UWP much slower than .NET5 when executing code from the exact same.NetStandard2.0 dll.

I have a project with two monogame “clients”, one UWP the other .NET5, referencing the same .NETStandard2.0 library project.

There is very little code in the monogame clients and 99% of what executes per frame is in the .NETStandard2.0 project.

However when I compare CPU usage between the two monogame clients, I’m shocked to see how much slower/more cpu usage the UWP version requires than the .NET5 client.

.NET 5 CPU core usage while running the game (Lowest 10%, highest 50%).

UWP CPU core usage when running the exact same game. (Lowest 65%, highest 100%)

The difference is so huge (about double the CPU usage, if not more?) I know that no optimizing of the code itself is going to get the UWP version where it needs to be (unless there are some massive gotchas I’m not aware of).

I tried copy/pasting the library code into the UWP project (and removing the reference to the library) in the hope that the “.NET Native Toolchain” would then compile everything to Native code and thus run it faster, but there is very little if any difference.

I appreciate this is probably not an issue with monogame but more to do with the compiler, UWP+.NET Native Toolchain just seems to emit code that runs so very much slower and consumes more CPU cycles.

I’m using VS2019 but am considering moving over to 2022 in the hope that it will compile the UWP code for faster execution but I’m not hopeful.

Has anyone else encountered anything like this or have any ideas on what the problem could be?

EDIT: Some extra info:

It appears that copy/pasting the netstandard2.0 code into the client app (to include it in the apps compilation directly) made no difference because that’s kindof what the compiler does anyway during the “.Net Native Toolchain” phase:

From: .NET Native and Compilation - UWP applications | Microsoft Learn

As a result, an application no longer depends on either third-party libraries or the full .NET Framework Class Library; instead, code in third-party and .NET Framework class libraries is now local to the app.

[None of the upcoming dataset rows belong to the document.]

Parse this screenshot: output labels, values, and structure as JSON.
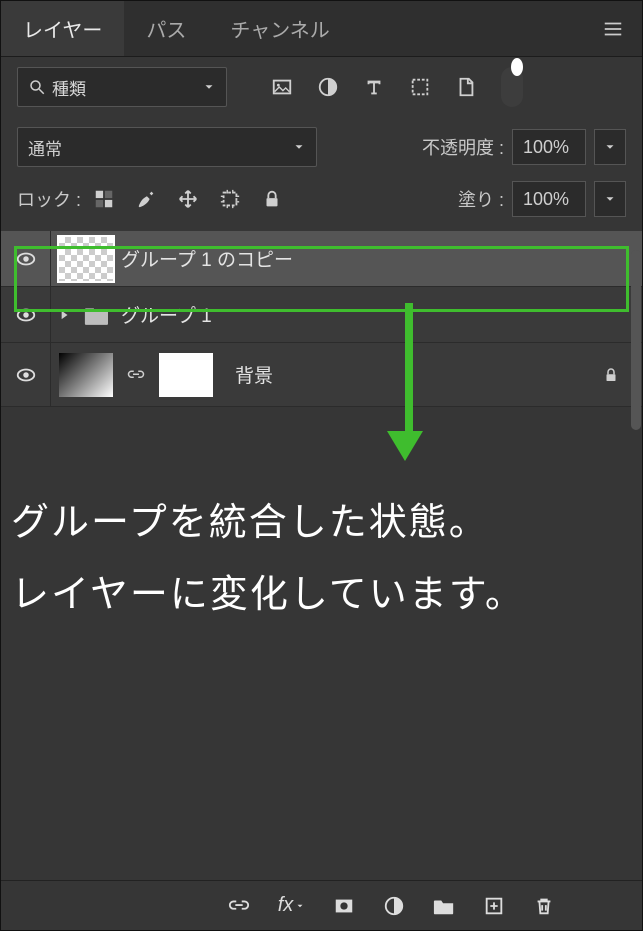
{
  "tabs": {
    "layers": "レイヤー",
    "paths": "パス",
    "channels": "チャンネル"
  },
  "filter": {
    "kind": "種類"
  },
  "blend": {
    "mode": "通常",
    "opacity_label": "不透明度 :",
    "opacity_value": "100%"
  },
  "lock": {
    "label": "ロック :",
    "fill_label": "塗り :",
    "fill_value": "100%"
  },
  "layers": [
    {
      "name": "グループ 1 のコピー"
    },
    {
      "name": "グループ 1"
    },
    {
      "name": "背景"
    }
  ],
  "annotation": {
    "line1": "グループを統合した状態。",
    "line2": "レイヤーに変化しています。"
  }
}
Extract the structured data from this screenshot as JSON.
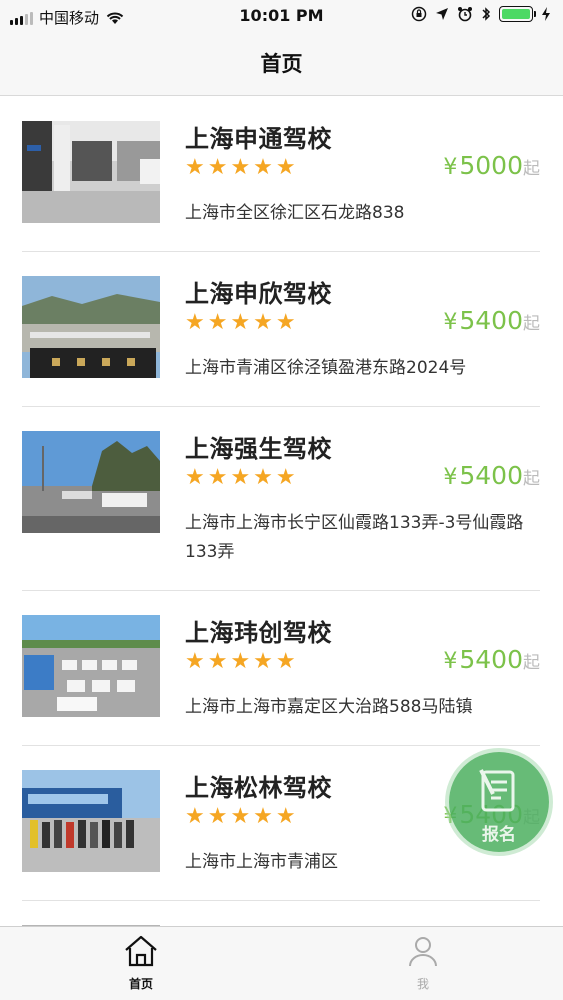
{
  "status_bar": {
    "carrier": "中国移动",
    "time": "10:01 PM",
    "icons": [
      "signal-icon",
      "wifi-icon",
      "orientation-lock-icon",
      "location-icon",
      "alarm-icon",
      "bluetooth-icon",
      "battery-icon",
      "charging-icon"
    ]
  },
  "nav": {
    "title": "首页"
  },
  "schools": [
    {
      "name": "上海申通驾校",
      "rating": 5,
      "stars": "★★★★★",
      "currency": "¥",
      "price": "5000",
      "price_suffix": "起",
      "address": "上海市全区徐汇区石龙路838"
    },
    {
      "name": "上海申欣驾校",
      "rating": 5,
      "stars": "★★★★★",
      "currency": "¥",
      "price": "5400",
      "price_suffix": "起",
      "address": "上海市青浦区徐泾镇盈港东路2024号"
    },
    {
      "name": "上海强生驾校",
      "rating": 5,
      "stars": "★★★★★",
      "currency": "¥",
      "price": "5400",
      "price_suffix": "起",
      "address": "上海市上海市长宁区仙霞路133弄-3号仙霞路133弄"
    },
    {
      "name": "上海玮创驾校",
      "rating": 5,
      "stars": "★★★★★",
      "currency": "¥",
      "price": "5400",
      "price_suffix": "起",
      "address": "上海市上海市嘉定区大治路588马陆镇"
    },
    {
      "name": "上海松林驾校",
      "rating": 5,
      "stars": "★★★★★",
      "currency": "¥",
      "price": "5400",
      "price_suffix": "起",
      "address": "上海市上海市青浦区"
    }
  ],
  "fab": {
    "label": "报名",
    "icon": "signup-form-icon"
  },
  "tabs": [
    {
      "label": "首页",
      "icon": "home-icon",
      "active": true
    },
    {
      "label": "我",
      "icon": "user-icon",
      "active": false
    }
  ],
  "colors": {
    "price_green": "#7cc24a",
    "star_orange": "#f5a623",
    "fab_green": "#4caf5f"
  }
}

So although both these client apps run the exact same source code (Game1 is shared so only Program.cs is custom per client) the massive difference in execution speed seems to come from either the “UWP environment” (??) or the .Net Native Toolchain doing a terrible job at compilation, or a bit of both.

Yet everything I’ve ever read about Native compilation is always to do with how fast it makes startup times, how slow it makes compilation times and nothing at all about actual code execution speed. That’s why this result is such a shock to me, I would assume that after waiting all that time for it to eventually compile, that execution speed would be at least, similar to or better than a JITTED version.

Google shows this may not be the case though, this chap is having a very similar sounding issue (although of course the problems are so much worse for those of us trying to make fast running games):

His “solution” was to downgrade the version of Microsoft.NETCore.UniversalWindowsPlatform but that appears to cause the app to be rejected by Windows Store. It’s possible this is all a huge bug in certain versions of the Microsoft.NETCore.UniversalWindowsPlatform (I’m using the current very latest “stable” version 6.2.14 currently). Perhaps there is a “good build” in some version that the store would also accept. Not good but is at least something for me to have a look at…

Well you live and learn I suppose.

Having turned off FixedTimeStep and Vsync and looking at the actual FPS counts I found that both clients ran at the exact same framerate. This is when it hit me that the difference in CPU usage was going to be down to the implementation of fixed time step in Monogame UWP versus Windows rather than a badly performing compiler.

Sure enough, in this file: MonoGame/Game.cs at develop · MonoGame/MonoGame · GitHub

from line 552:

// We only have a precision timer on Windows, so other platforms may still overshoot
                lock (_locker)
                    if (sleepTime >= 2.0)
                        System.Threading.Monitor.Wait(_locker, 1);

It appears that because there is no high precision timer with UWP there is a funky thread wait but only if there is >= 2.0 milliseconds to go. So every frame, if there is time left over, then at least 2 milliseconds (out of a total budget of 16.6 for 60FPS) is going to be taken up just in the tight loop while it waits to call update again. Removing the code entirely and the CPU rises up close to 100% as it tight loops without any sleep at all.

So lesson learned, CPU usage doesn’t always indicate real code performance, it may just be waiting around but unable to sleep because it’s alarm clock isn’t very good.